The economic benefits of this vast works program never flowed to most workers, because fascism doesn’t look kindly on collective bargaining. But Germany did escape the Great Depression faster than other countries. Corporate profits boomed, and unemployment sank (and not because of slave labor, which didn’t become widespread until later). Harold James, an economic historian, says that the young liberal economists studying under John Maynard Keynes in the 1930s began to debate whether Hitler had solved unemployment.
It’s true that government spending works to kick-start an economy. But you don’t have to resort to the Nazis to make this argument! Later in the post, Leonhardt acknowledges that Franklin D. Roosevelt also implemented stimulus programs, though later in the decade and more cautiously, thus with less stunning success.
So why, then, frame Obama’s advocacy of stimulus (as the article goes on to do) with the Nazi example? Did it not occur to Leonhardt that this article plays right into the teabaggers’ framing? Obama = socialist = Nazi!
Leonhardt doesn’t get his history quite right, either.

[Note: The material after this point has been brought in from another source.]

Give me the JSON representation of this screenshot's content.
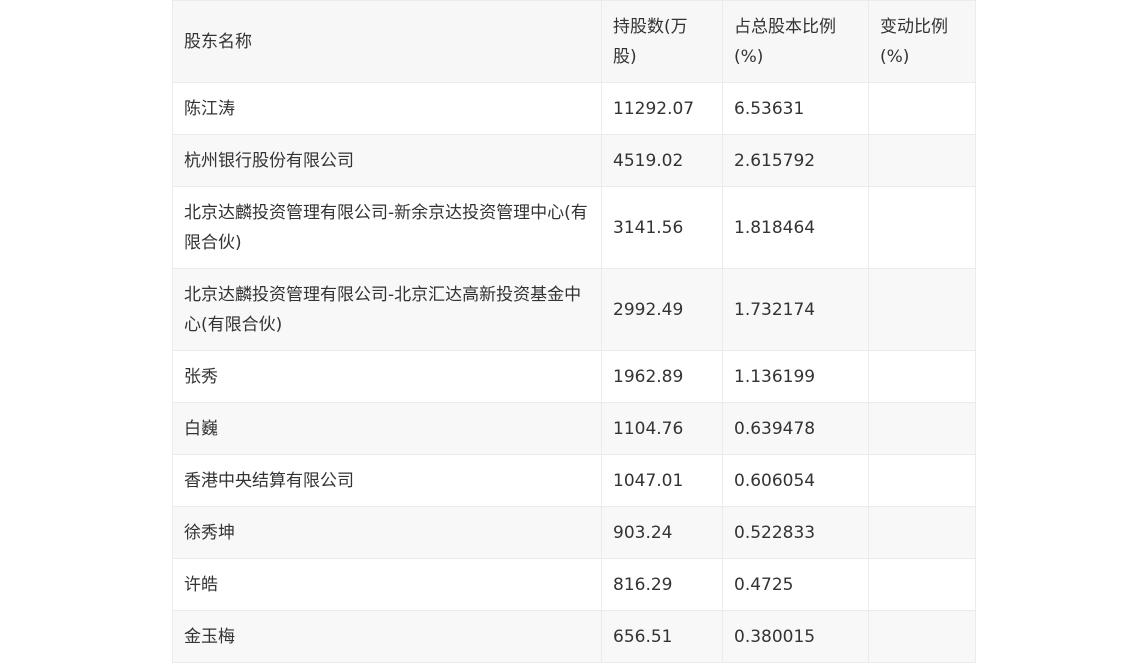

While it’s absolutely true that the Nazis banned trade unions, organizing workers instead in the much more employer-friendly German Worker’s Front, that doesn’t negate the real benefits workers enjoyed as the economy bounced back. In 1932, six million Germans were out of work. The resurgent economy – together with the pressure and incentives drawing women out of the workforce – put many working-class men back on the job. Unemployment dropped, and Germans of all classes were able to purchase consumer goods.

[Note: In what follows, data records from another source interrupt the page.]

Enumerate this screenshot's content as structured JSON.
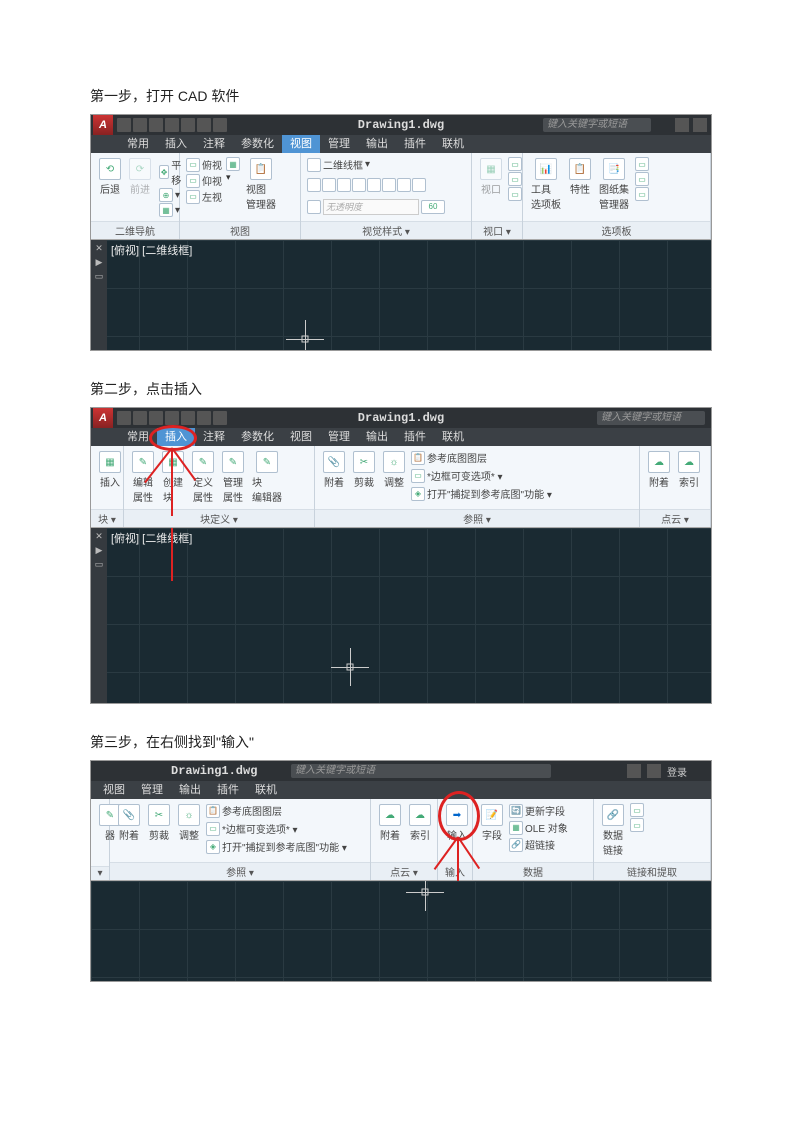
{
  "doc": {
    "step1_text": "第一步，打开 CAD 软件",
    "step2_text": "第二步，点击插入",
    "step3_text": "第三步，在右侧找到\"输入\""
  },
  "cad": {
    "title": "Drawing1.dwg",
    "search_placeholder": "键入关键字或短语",
    "login": "登录",
    "viewport_label": "[俯视] [二维线框]",
    "tabs": {
      "常用": "常用",
      "插入": "插入",
      "注释": "注释",
      "参数化": "参数化",
      "视图": "视图",
      "管理": "管理",
      "输出": "输出",
      "插件": "插件",
      "联机": "联机"
    },
    "panels": {
      "二维导航": "二维导航",
      "视图": "视图",
      "视觉样式": "视觉样式",
      "视口": "视口",
      "选项板": "选项板",
      "块": "块",
      "块定义": "块定义",
      "参照": "参照",
      "点云": "点云",
      "输入": "输入",
      "数据": "数据",
      "链接和提取": "链接和提取"
    },
    "btns": {
      "后退": "后退",
      "前进": "前进",
      "平移": "平移",
      "俯视": "俯视",
      "仰视": "仰视",
      "左视": "左视",
      "视图管理器": "视图\n管理器",
      "二维线框": "二维线框",
      "切换回": "无透明度",
      "60": "60",
      "视口": "视口",
      "工具选项板": "工具\n选项板",
      "特性": "特性",
      "图纸集管理器": "图纸集\n管理器",
      "插入": "插入",
      "编辑属性": "编辑\n属性",
      "创建块": "创建\n块",
      "定义属性": "定义\n属性",
      "管理属性": "管理\n属性",
      "块编辑器": "块\n编辑器",
      "附着": "附着",
      "剪裁": "剪裁",
      "调整": "调整",
      "参考底图图层": "参考底图图层",
      "边框可变选项": "*边框可变选项* ▾",
      "打开捕捉到参考底图": "打开\"捕捉到参考底图\"功能 ▾",
      "索引": "索引",
      "输入": "输入",
      "字段": "字段",
      "更新字段": "更新字段",
      "OLE对象": "OLE 对象",
      "超链接": "超链接",
      "数据链接": "数据\n链接",
      "步器": "器"
    }
  }
}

Also, the folks subjected to slave labor? They weren’t, by and large, the same people who’d been unemployed in the early thirties. While some were German Jews, the majority of those enslaved were not German citizens.
I’m not arguing that history never holds lessons for the present. It would behoove us, though, to understand what actually happened in the past before we start mining it for analogies.
Perhaps the most important thing one can learn from studying history is that context is crucially important. Apparently the teabaggers equating Obama with Hitler aren’t sharp enough to grasp that. But Leonhardt writes for the Times. What’s his excuse?
Patron cat of Kittywampus (1985-2001)
This is an excellent post. I’ve shared it twice. I would, though, ask you to consider not using the “teabaggers” name. It plays right into the radical right’s frames — anti-teaparty people are “the liberal elite” who think radical right people are idiots.
http://www.serenebabe.net/2010/03/making-fun-of-tea-party-movement-shut.html
But a lot of radical right people are, pretty much, idiots. Right? I’m not sure that having “honorable” motivations excuses being willfully ignorant of the current state of affairs and The Way the World Works. Many religious extremists with aspirations of violence have honorable motivations according to their own set of values too. Of course, a lot of teapartiers probably think *I’m* an idiot, just as a lot of religious extremists probably think I’m a heathen.
In any case, they’re the one’s who started out calling themselves teabaggers in the first place (if I’m remembering correctly). An unfortunate mistake for sure, but I’m afraid it’s too late at this point to lose the nickname.
Yeah, I’m with Ryan here. They picked the name, they get to keep it! If we don’t get to mock them, then Stephen Colbert would have to hang up his hat, and that would be a shame.
As I wrote in comments to the post TsaphanBabe linked, I think we can keep on mocking teabaggers while also challenging them on the facts AND questioning whether they have a monopoly on values such as “liberty,” “family,” “values,” and the like. We can also point out their hypocrisy in protesting government-subsidized healthcare for others while many of them are recipients of Medicare and other benefits.